ESMA had already proposed a version thereof back in December 2023, but it was met with criticism by the industry and prompted, in a rather exceptional turn of events, the European Commission (EC) to voice its disagreement, apparently fearing that if the RTS went ahead they would jeopardise the success of the new ELTIF Regulation. That was at the beginning of March and ESMA had 6 weeks to propose amendments to its draft or else the EC would draft them on their own. ESMA exceeded such deadline, and its justification for proposing its amendments often reads like a petulant child talking back to its parent after being told off. Some key points are indeed improved, one at least was made slightly worse:

– Liquidity requirements for open-ended ELTIFs: While the EC had proposed a simple principle based approach, ESMA insists on a rather complicated table setting out compulsory percentages of liquid assets depending on the length of the notice period given by investors. At least such percentages have been reduced and now top out at 25%.
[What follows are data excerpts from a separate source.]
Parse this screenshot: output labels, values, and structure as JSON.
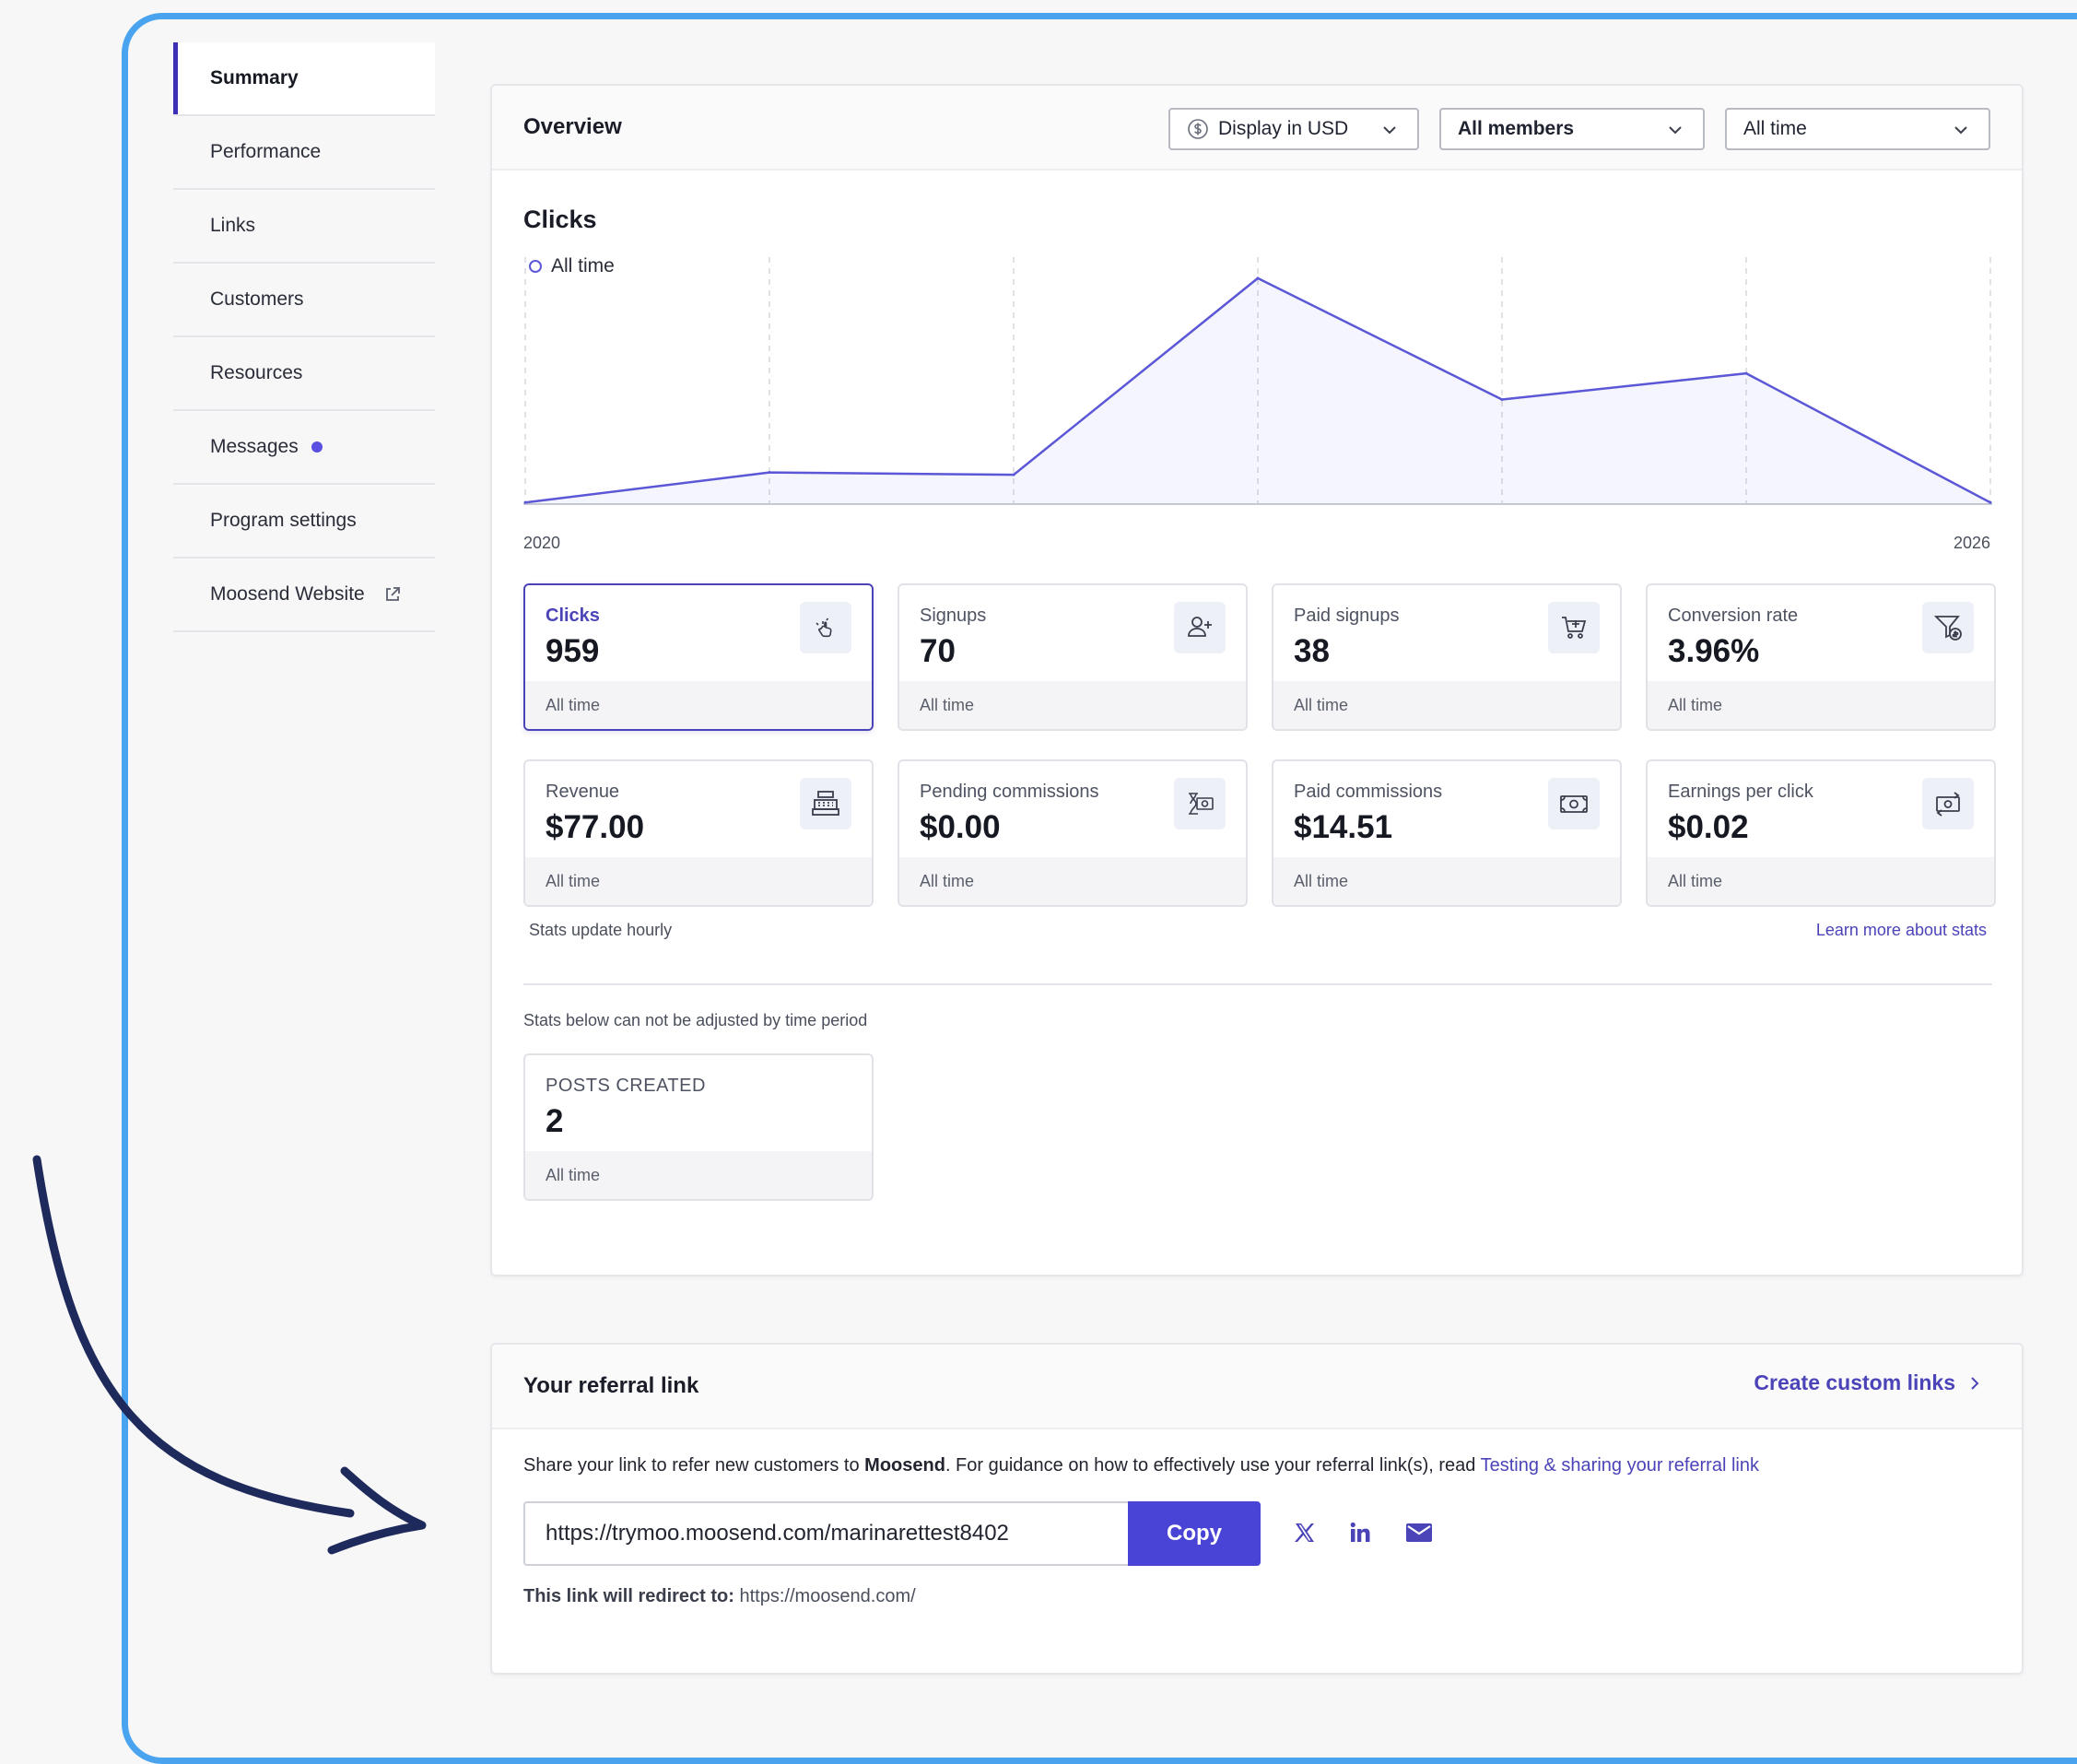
{
  "sidebar": {
    "items": [
      {
        "label": "Summary"
      },
      {
        "label": "Performance"
      },
      {
        "label": "Links"
      },
      {
        "label": "Customers"
      },
      {
        "label": "Resources"
      },
      {
        "label": "Messages"
      },
      {
        "label": "Program settings"
      },
      {
        "label": "Moosend Website"
      }
    ]
  },
  "overview": {
    "title": "Overview",
    "filters": {
      "currency": "Display in USD",
      "members": "All members",
      "period": "All time"
    },
    "chart_title": "Clicks",
    "legend": "All time",
    "x_start": "2020",
    "x_end": "2026"
  },
  "chart_data": {
    "type": "area",
    "title": "Clicks",
    "series": [
      {
        "name": "All time",
        "values": [
          2,
          40,
          37,
          285,
          132,
          165,
          2
        ]
      }
    ],
    "x": [
      "2020",
      "",
      "",
      "",
      "",
      "",
      "2026"
    ],
    "x_tick_labels": [
      "2020",
      "2026"
    ],
    "ylim": [
      0,
      300
    ],
    "grid": "vertical-dashed",
    "color": "#5b57d6"
  },
  "stats": [
    {
      "label": "Clicks",
      "value": "959",
      "period": "All time",
      "icon": "pointer-click-icon"
    },
    {
      "label": "Signups",
      "value": "70",
      "period": "All time",
      "icon": "user-plus-icon"
    },
    {
      "label": "Paid signups",
      "value": "38",
      "period": "All time",
      "icon": "cart-plus-icon"
    },
    {
      "label": "Conversion rate",
      "value": "3.96%",
      "period": "All time",
      "icon": "funnel-dollar-icon"
    },
    {
      "label": "Revenue",
      "value": "$77.00",
      "period": "All time",
      "icon": "cash-register-icon"
    },
    {
      "label": "Pending commissions",
      "value": "$0.00",
      "period": "All time",
      "icon": "pending-money-icon"
    },
    {
      "label": "Paid commissions",
      "value": "$14.51",
      "period": "All time",
      "icon": "banknote-icon"
    },
    {
      "label": "Earnings per click",
      "value": "$0.02",
      "period": "All time",
      "icon": "money-transfer-icon"
    }
  ],
  "notes": {
    "update": "Stats update hourly",
    "learn_more": "Learn more about stats",
    "fixed": "Stats below can not be adjusted by time period"
  },
  "posts": {
    "label": "POSTS CREATED",
    "value": "2",
    "period": "All time"
  },
  "referral": {
    "title": "Your referral link",
    "create_link": "Create custom links",
    "share_pre": "Share your link to refer new customers to ",
    "brand": "Moosend",
    "share_mid": ". For guidance on how to effectively use your referral link(s), read ",
    "guide_link": "Testing & sharing your referral link",
    "url": "https://trymoo.moosend.com/marinarettest8402",
    "copy_label": "Copy",
    "redirect_label": "This link will redirect to:",
    "redirect_url": "https://moosend.com/"
  },
  "colors": {
    "accent": "#4b44b8",
    "frame": "#4aa3ee",
    "button": "#4a44d6",
    "arrow": "#1e2a5c"
  }
}
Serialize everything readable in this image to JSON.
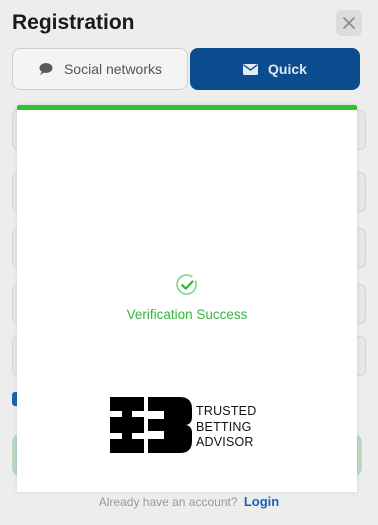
{
  "registration": {
    "title": "Registration",
    "tabs": [
      {
        "label": "Social networks",
        "icon": "chat-bubble-icon",
        "active": false
      },
      {
        "label": "Quick",
        "icon": "envelope-icon",
        "active": true
      }
    ],
    "footer": {
      "prompt": "Already have an account?",
      "login_label": "Login"
    }
  },
  "modal": {
    "status_text": "Verification Success",
    "status_icon": "check-circle-icon",
    "accent_color": "#2fc12f",
    "provider_logo": {
      "lines": [
        "TRUSTED",
        "BETTING",
        "ADVISOR"
      ]
    }
  },
  "colors": {
    "brand_blue": "#0b4c8f",
    "success_green": "#34b53a",
    "link_blue": "#1a63b8"
  }
}
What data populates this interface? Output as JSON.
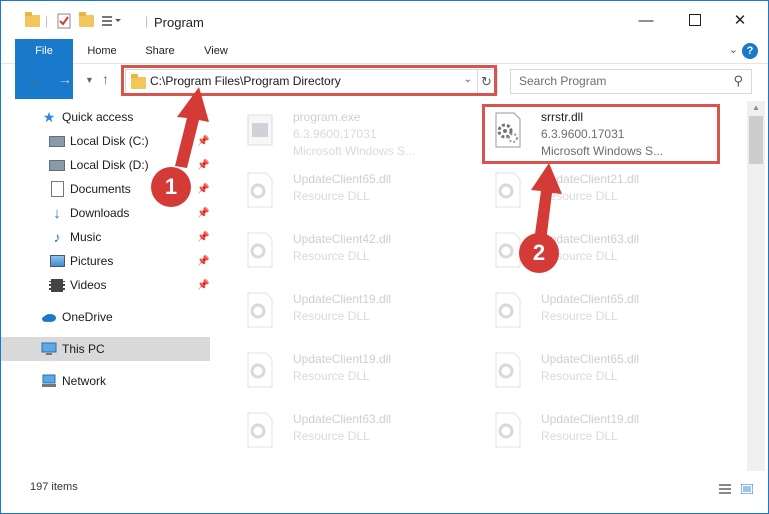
{
  "window": {
    "title": "Program"
  },
  "ribbon": {
    "tabs": [
      {
        "label": "File"
      },
      {
        "label": "Home"
      },
      {
        "label": "Share"
      },
      {
        "label": "View"
      }
    ]
  },
  "address": {
    "path": "C:\\Program Files\\Program Directory"
  },
  "search": {
    "placeholder": "Search Program"
  },
  "sidebar": {
    "items": [
      {
        "label": "Quick access",
        "icon": "star-icon"
      },
      {
        "label": "Local Disk (C:)",
        "icon": "drive-icon"
      },
      {
        "label": "Local Disk (D:)",
        "icon": "drive-icon"
      },
      {
        "label": "Documents",
        "icon": "documents-icon"
      },
      {
        "label": "Downloads",
        "icon": "download-arrow-icon"
      },
      {
        "label": "Music",
        "icon": "music-note-icon"
      },
      {
        "label": "Pictures",
        "icon": "pictures-icon"
      },
      {
        "label": "Videos",
        "icon": "film-icon"
      },
      {
        "label": "OneDrive",
        "icon": "cloud-icon"
      },
      {
        "label": "This PC",
        "icon": "computer-icon"
      },
      {
        "label": "Network",
        "icon": "network-icon"
      }
    ]
  },
  "files": {
    "highlighted": {
      "name": "srrstr.dll",
      "version": "6.3.9600.17031",
      "company": "Microsoft Windows S..."
    },
    "program": {
      "name": "program.exe",
      "version": "6.3.9600.17031",
      "company": "Microsoft Windows S..."
    },
    "faded": [
      {
        "name": "UpdateClient65.dll",
        "type": "Resource DLL"
      },
      {
        "name": "UpdateClient21.dll",
        "type": "Resource DLL"
      },
      {
        "name": "UpdateClient42.dll",
        "type": "Resource DLL"
      },
      {
        "name": "UpdateClient63.dll",
        "type": "Resource DLL"
      },
      {
        "name": "UpdateClient19.dll",
        "type": "Resource DLL"
      },
      {
        "name": "UpdateClient65.dll",
        "type": "Resource DLL"
      },
      {
        "name": "UpdateClient19.dll",
        "type": "Resource DLL"
      },
      {
        "name": "UpdateClient65.dll",
        "type": "Resource DLL"
      },
      {
        "name": "UpdateClient63.dll",
        "type": "Resource DLL"
      },
      {
        "name": "UpdateClient19.dll",
        "type": "Resource DLL"
      }
    ]
  },
  "status": {
    "item_count": "197 items"
  },
  "callouts": {
    "one": "1",
    "two": "2"
  },
  "colors": {
    "accent": "#1979ca",
    "annotation": "#d43a36"
  }
}
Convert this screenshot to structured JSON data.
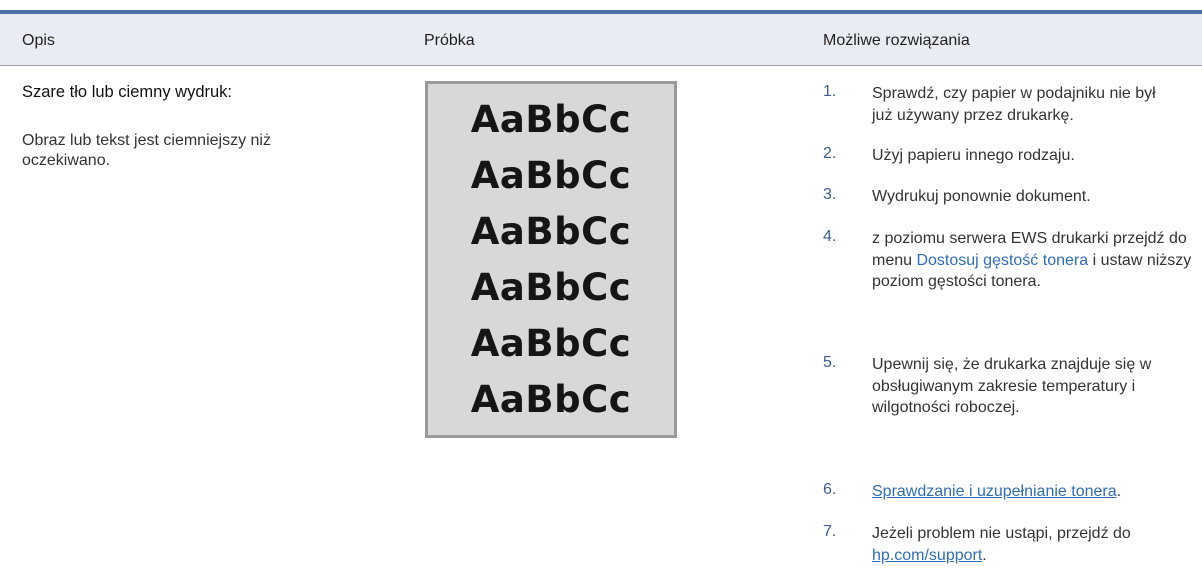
{
  "header": {
    "col1": "Opis",
    "col2": "Próbka",
    "col3": "Możliwe rozwiązania"
  },
  "description": {
    "title": "Szare tło lub ciemny wydruk:",
    "text": "Obraz lub tekst jest ciemniejszy niż oczekiwano."
  },
  "sample": {
    "lines": [
      "AaBbCc",
      "AaBbCc",
      "AaBbCc",
      "AaBbCc",
      "AaBbCc",
      "AaBbCc"
    ]
  },
  "solutions": [
    {
      "num": "1.",
      "text": "Sprawdź, czy papier w podajniku nie był już używany przez drukarkę."
    },
    {
      "num": "2.",
      "text": "Użyj papieru innego rodzaju."
    },
    {
      "num": "3.",
      "text": "Wydrukuj ponownie dokument."
    },
    {
      "num": "4.",
      "pre": "z poziomu serwera EWS drukarki przejdź do menu ",
      "link": "Dostosuj gęstość tonera",
      "post": " i ustaw niższy poziom gęstości tonera."
    },
    {
      "num": "5.",
      "text": "Upewnij się, że drukarka znajduje się w obsługiwanym zakresie temperatury i wilgotności roboczej."
    },
    {
      "num": "6.",
      "link": "Sprawdzanie i uzupełnianie tonera",
      "post": "."
    },
    {
      "num": "7.",
      "pre": "Jeżeli problem nie ustąpi, przejdź do ",
      "link": "hp.com/support",
      "post": "."
    }
  ]
}
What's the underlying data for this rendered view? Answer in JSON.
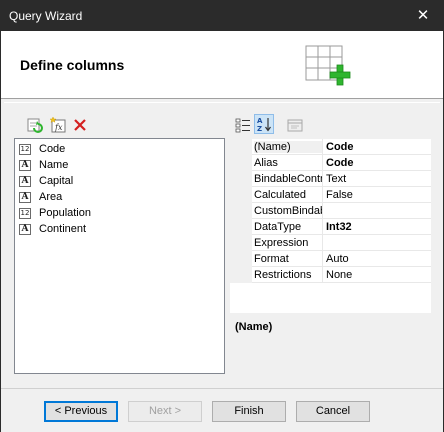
{
  "window": {
    "title": "Query Wizard",
    "close_glyph": "✕"
  },
  "header": {
    "heading": "Define columns",
    "icon": "table-add-icon"
  },
  "left_toolbar": {
    "icons": [
      "refresh-icon",
      "new-expression-icon",
      "delete-icon"
    ]
  },
  "columns": [
    {
      "type": "12",
      "type_kind": "numeric",
      "name": "Code"
    },
    {
      "type": "A",
      "type_kind": "text",
      "name": "Name"
    },
    {
      "type": "A",
      "type_kind": "text",
      "name": "Capital"
    },
    {
      "type": "A",
      "type_kind": "text",
      "name": "Area"
    },
    {
      "type": "12",
      "type_kind": "numeric",
      "name": "Population"
    },
    {
      "type": "A",
      "type_kind": "text",
      "name": "Continent"
    }
  ],
  "property_toolbar": {
    "icons": [
      "categorized-icon",
      "alphabetical-icon",
      "property-pages-icon"
    ],
    "active": "alphabetical-icon"
  },
  "properties": [
    {
      "name": "(Name)",
      "value": "Code",
      "bold": true
    },
    {
      "name": "Alias",
      "value": "Code",
      "bold": true
    },
    {
      "name": "BindableContr",
      "value": "Text",
      "bold": false
    },
    {
      "name": "Calculated",
      "value": "False",
      "bold": false
    },
    {
      "name": "CustomBindab",
      "value": "",
      "bold": false
    },
    {
      "name": "DataType",
      "value": "Int32",
      "bold": true
    },
    {
      "name": "Expression",
      "value": "",
      "bold": false
    },
    {
      "name": "Format",
      "value": "Auto",
      "bold": false
    },
    {
      "name": "Restrictions",
      "value": "None",
      "bold": false
    }
  ],
  "description": {
    "title": "(Name)"
  },
  "buttons": {
    "previous": "< Previous",
    "next": "Next >",
    "finish": "Finish",
    "cancel": "Cancel"
  },
  "colors": {
    "titlebar": "#2b2b2b",
    "accent": "#0078d7",
    "delete": "#d42020",
    "add": "#2fb52f"
  }
}
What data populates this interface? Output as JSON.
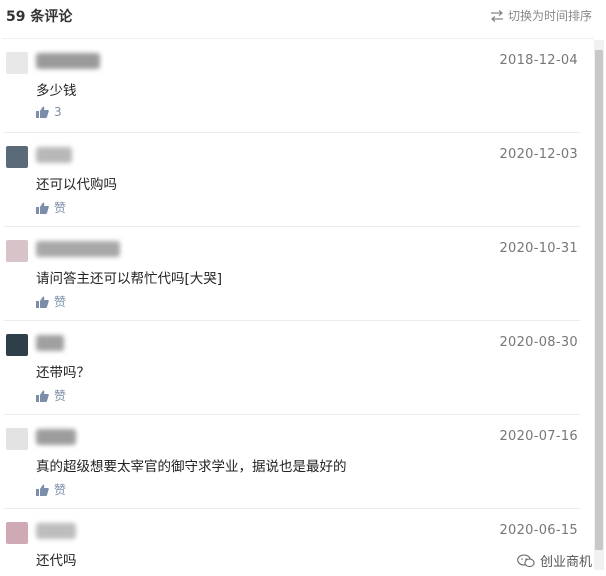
{
  "header": {
    "title": "59 条评论",
    "sort_label": "切换为时间排序"
  },
  "comments": [
    {
      "date": "2018-12-04",
      "text": "多少钱",
      "likes": "3",
      "avatar_color": "#e8e8e8",
      "name_color": "#9a9a9a"
    },
    {
      "date": "2020-12-03",
      "text": "还可以代购吗",
      "likes": "赞",
      "avatar_color": "#5a6a78",
      "name_color": "#b8b8b8"
    },
    {
      "date": "2020-10-31",
      "text": "请问答主还可以帮忙代吗[大哭]",
      "likes": "赞",
      "avatar_color": "#d7c3c8",
      "name_color": "#a8a8a8"
    },
    {
      "date": "2020-08-30",
      "text": "还带吗？",
      "likes": "赞",
      "avatar_color": "#2e3f4a",
      "name_color": "#a0a0a0"
    },
    {
      "date": "2020-07-16",
      "text": "真的超级想要太宰官的御守求学业，据说也是最好的",
      "likes": "赞",
      "avatar_color": "#e3e3e3",
      "name_color": "#9d9d9d"
    },
    {
      "date": "2020-06-15",
      "text": "还代吗",
      "likes": "",
      "avatar_color": "#cfa9b4",
      "name_color": "#bdbdbd"
    }
  ],
  "watermark": {
    "text": "创业商机"
  },
  "colors": {
    "like": "#7b8da8",
    "date": "#777777"
  }
}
– The obligation to choose at least one liquidity management tool from a list was removed; however, the obligation to justify any other such tool still remains.

– The EC was of the view that a compulsory minimum holding period was not necessary; ESMA does not share such view and maintained this requirement.

– The EC thought it sufficient if the redemption policy was published on the website of the ELTIF manager; ESMA disagreed and not only maintained the requirement to include it in the prospectus, but also added the requirement to publish it on the website.

– The EC criticised that regulators should not be informed only three days after that fact in case of material changes to the redemption procedure. Unfortunately, ESMA now introduced the requirement to inform regulators one entire month before any such change, adding an additional delay to the process.

Taken as a whole, there are some positive aspects to the changes, mostly for the crucial element of liquidity requirements for open-ended ELTIFs. One cannot help wondering in relation to some points if ESMA made some points worse on purpose, as it also becomes very clear from the language used by ESMA that it is not at all pleased with the intervention of the EC. It clearly remains convinced that its prescriptive approach, distrustful of investors’ own reasoning (“investors may not understand…”) should continue to be pursued.